Mais tu l’as déjà racontée, mon petit…

ANTOINE, saisissant un couteau et frappant au milieu de la table.

Ah, je te tiens, Bazaine, je te tiens, eh bien, tiens, tiens, tiens ! (Pleurant.) Je vais mourir. Sa photographie ! Non, rien de vous, monsieur le Curé, pas de lecture, je vous en prie, je commande soldats, je vous dois la vérité, je suis cocu, et maintenant, visez, droit au cœur, droit au cocu.

(Il s’effondre.)
THÉRÈSE

Je vous l’avais bien dit. (Elle pleure.) Et depuis plus d’un mois c’est le même manège, imprévisible, latent, terrible.
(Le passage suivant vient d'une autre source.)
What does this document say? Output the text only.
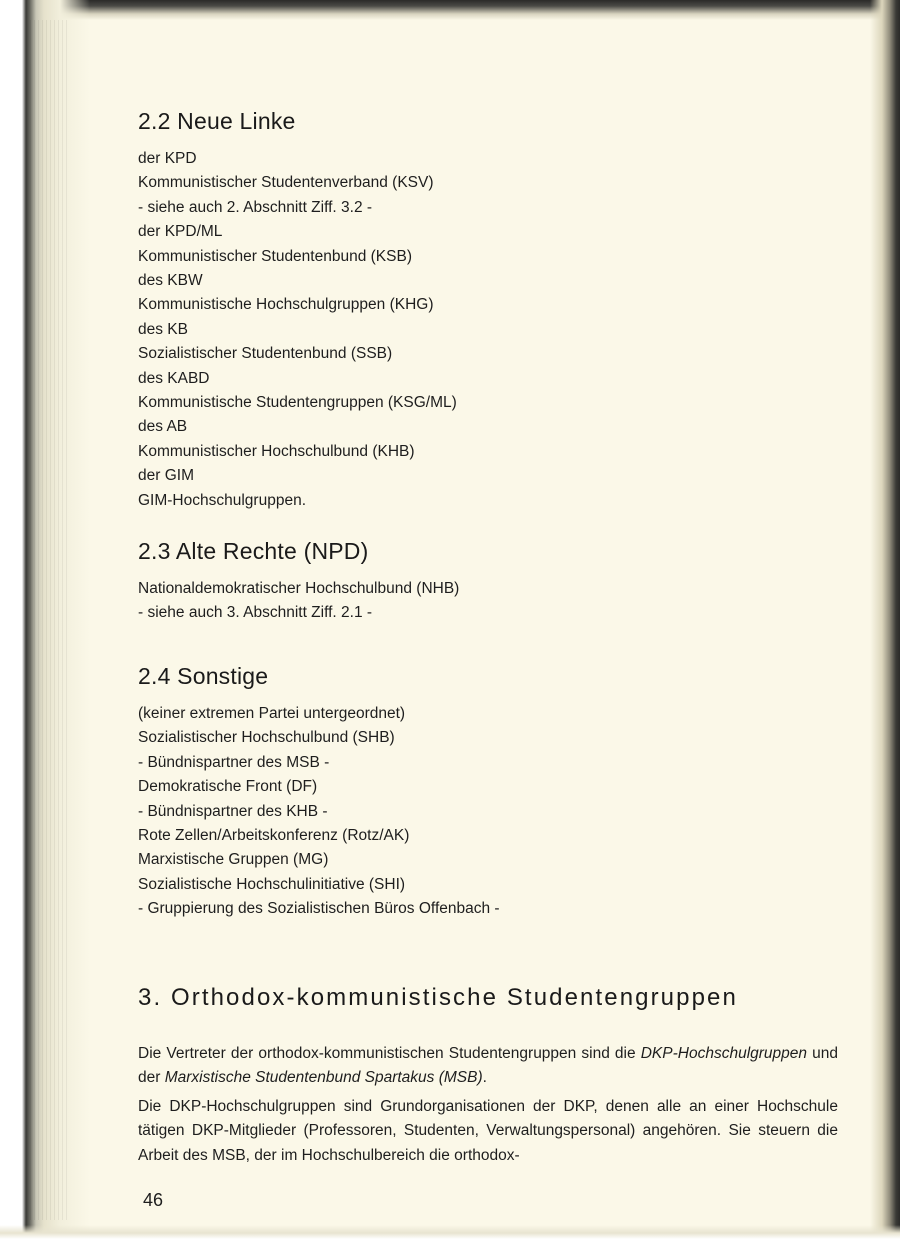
2.2 Neue Linke
der KPD
Kommunistischer Studentenverband (KSV)
- siehe auch 2. Abschnitt Ziff. 3.2 -
der KPD/ML
Kommunistischer Studentenbund (KSB)
des KBW
Kommunistische Hochschulgruppen (KHG)
des KB
Sozialistischer Studentenbund (SSB)
des KABD
Kommunistische Studentengruppen (KSG/ML)
des AB
Kommunistischer Hochschulbund (KHB)
der GIM
GIM-Hochschulgruppen.
2.3 Alte Rechte (NPD)
Nationaldemokratischer Hochschulbund (NHB)
- siehe auch 3. Abschnitt Ziff. 2.1 -
2.4 Sonstige
(keiner extremen Partei untergeordnet)
Sozialistischer Hochschulbund (SHB)
- Bündnispartner des MSB -
Demokratische Front (DF)
- Bündnispartner des KHB -
Rote Zellen/Arbeitskonferenz (Rotz/AK)
Marxistische Gruppen (MG)
Sozialistische Hochschulinitiative (SHI)
- Gruppierung des Sozialistischen Büros Offenbach -
3. Orthodox-kommunistische Studentengruppen

Die Vertreter der orthodox-kommunistischen Studentengruppen sind die DKP-Hochschulgruppen und der Marxistische Studentenbund Spartakus (MSB).

Die DKP-Hochschulgruppen sind Grundorganisationen der DKP, denen alle an einer Hochschule tätigen DKP-Mitglieder (Professoren, Studenten, Verwaltungspersonal) angehören. Sie steuern die Arbeit des MSB, der im Hochschulbereich die orthodox-

46
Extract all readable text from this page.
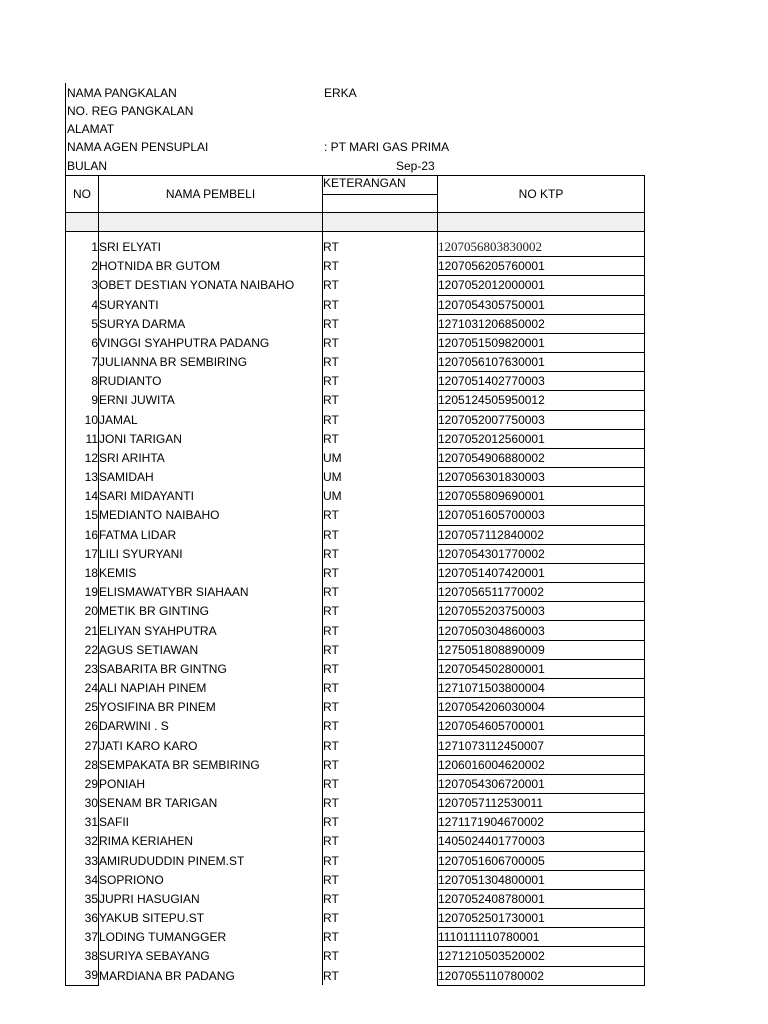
NAMA PANGKALAN	ERKA
NO. REG PANGKALAN
ALAMAT
NAMA AGEN PENSUPLAI	: PT MARI GAS PRIMA
BULAN	Sep-23
NO	NAMA PEMBELI	KETERANGAN	NO KTP

1	SRI ELYATI	RT	1207056803830002
2	HOTNIDA BR GUTOM	RT	1207056205760001
3	OBET DESTIAN YONATA NAIBAHO	RT	1207052012000001
4	SURYANTI	RT	1207054305750001
5	SURYA DARMA	RT	1271031206850002
6	VINGGI SYAHPUTRA PADANG	RT	1207051509820001
7	JULIANNA BR SEMBIRING	RT	1207056107630001
8	RUDIANTO	RT	1207051402770003
9	ERNI JUWITA	RT	1205124505950012
10	JAMAL	RT	1207052007750003
11	JONI TARIGAN	RT	1207052012560001
12	SRI ARIHTA	UM	1207054906880002
13	SAMIDAH	UM	1207056301830003
14	SARI MIDAYANTI	UM	1207055809690001
15	MEDIANTO NAIBAHO	RT	1207051605700003
16	FATMA LIDAR	RT	1207057112840002
17	LILI SYURYANI	RT	1207054301770002
18	KEMIS	RT	1207051407420001
19	ELISMAWATYBR SIAHAAN	RT	1207056511770002
20	METIK BR GINTING	RT	1207055203750003
21	ELIYAN SYAHPUTRA	RT	1207050304860003
22	AGUS SETIAWAN	RT	1275051808890009
23	SABARITA BR GINTNG	RT	1207054502800001
24	ALI NAPIAH PINEM	RT	1271071503800004
25	YOSIFINA BR PINEM	RT	1207054206030004
26	DARWINI . S	RT	1207054605700001
27	JATI KARO KARO	RT	1271073112450007
28	SEMPAKATA BR SEMBIRING	RT	1206016004620002
29	PONIAH	RT	1207054306720001
30	SENAM BR TARIGAN	RT	1207057112530011
31	SAFII	RT	1271171904670002
32	RIMA KERIAHEN	RT	1405024401770003
33	AMIRUDUDDIN PINEM.ST	RT	1207051606700005
34	SOPRIONO	RT	1207051304800001
35	JUPRI HASUGIAN	RT	1207052408780001
36	YAKUB SITEPU.ST	RT	1207052501730001
37	LODING TUMANGGER	RT	1110111110780001
38	SURIYA SEBAYANG	RT	1271210503520002
39	MARDIANA BR PADANG	RT	1207055110780002
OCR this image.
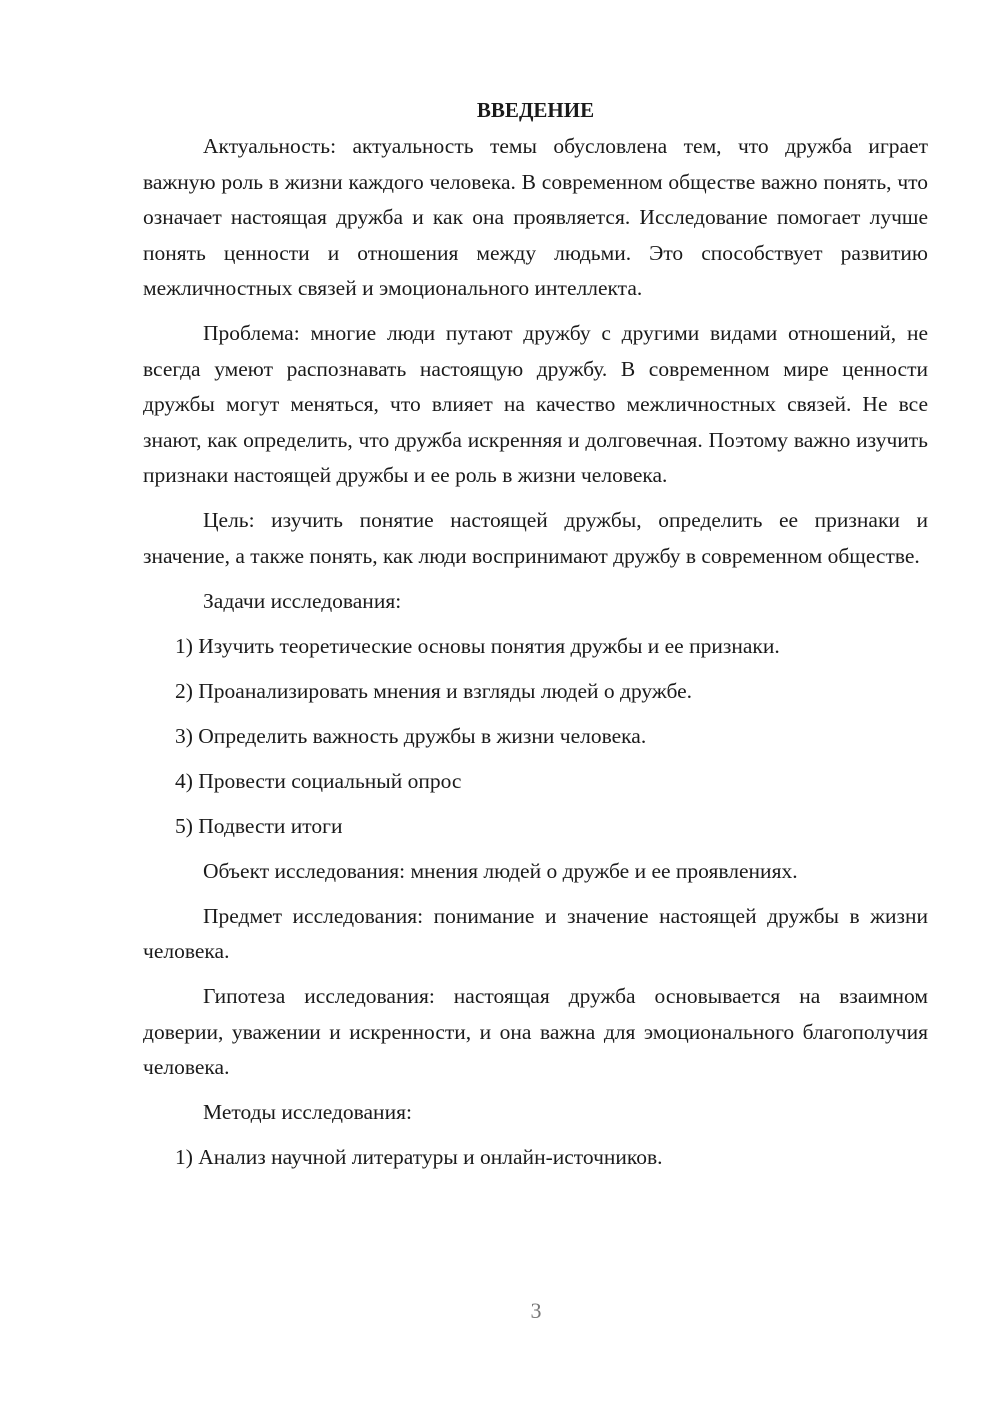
ВВЕДЕНИЕ

Актуальность: актуальность темы обусловлена тем, что дружба играет важную роль в жизни каждого человека. В современном обществе важно понять, что означает настоящая дружба и как она проявляется. Исследование помогает лучше понять ценности и отношения между людьми. Это способствует развитию межличностных связей и эмоционального интеллекта.

Проблема: многие люди путают дружбу с другими видами отношений, не всегда умеют распознавать настоящую дружбу. В современном мире ценности дружбы могут меняться, что влияет на качество межличностных связей. Не все знают, как определить, что дружба искренняя и долговечная. Поэтому важно изучить признаки настоящей дружбы и ее роль в жизни человека.

Цель: изучить понятие настоящей дружбы, определить ее признаки и значение, а также понять, как люди воспринимают дружбу в современном обществе.

Задачи исследования:
1) Изучить теоретические основы понятия дружбы и ее признаки.
2) Проанализировать мнения и взгляды людей о дружбе.
3) Определить важность дружбы в жизни человека.
4) Провести социальный опрос
5) Подвести итоги
Объект исследования: мнения людей о дружбе и ее проявлениях.

Предмет исследования: понимание и значение настоящей дружбы в жизни человека.

Гипотеза исследования: настоящая дружба основывается на взаимном доверии, уважении и искренности, и она важна для эмоционального благополучия человека.

Методы исследования:
1) Анализ научной литературы и онлайн-источников.
3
(Silence angoissé. Personne n’ose bouger. Thérèse et Charles se regardent épouvantés. Lili se tient dans l’embrasure de la porte. Esther renifle dans un coin.)

VICTOR, s’approchant d’Antoine.

Antoine, au nom du peuple français, je te fais chevalier de la Légion d’honneur.

(Il lui donne l’accolade.)
ANTOINE, qui est de nouveau très calme.

Tu es gentil, Victor. Moi aussi je t’aime bien. Ta poésie m’a beaucoup touché. De qui est-elle ?

VICTOR

Elle est de Victor de Laprade. Je l’ai dite parce qu’il s’appelle Victor, comme moi.

ANTOINE, prenant tout le monde à témoin.

N’est-il pas adorable ? Eh bien, Esther ? tu pleures. Ta mère te refuse quelque chose, je suis sûr. Thérèse, ne la contrarie pas aujourd’hui. Donne-lui de la moutarde si elle en a envie, et elle va nous dire quelque chose, elle aussi. C’est son tour. N’est-ce pas, Esther ?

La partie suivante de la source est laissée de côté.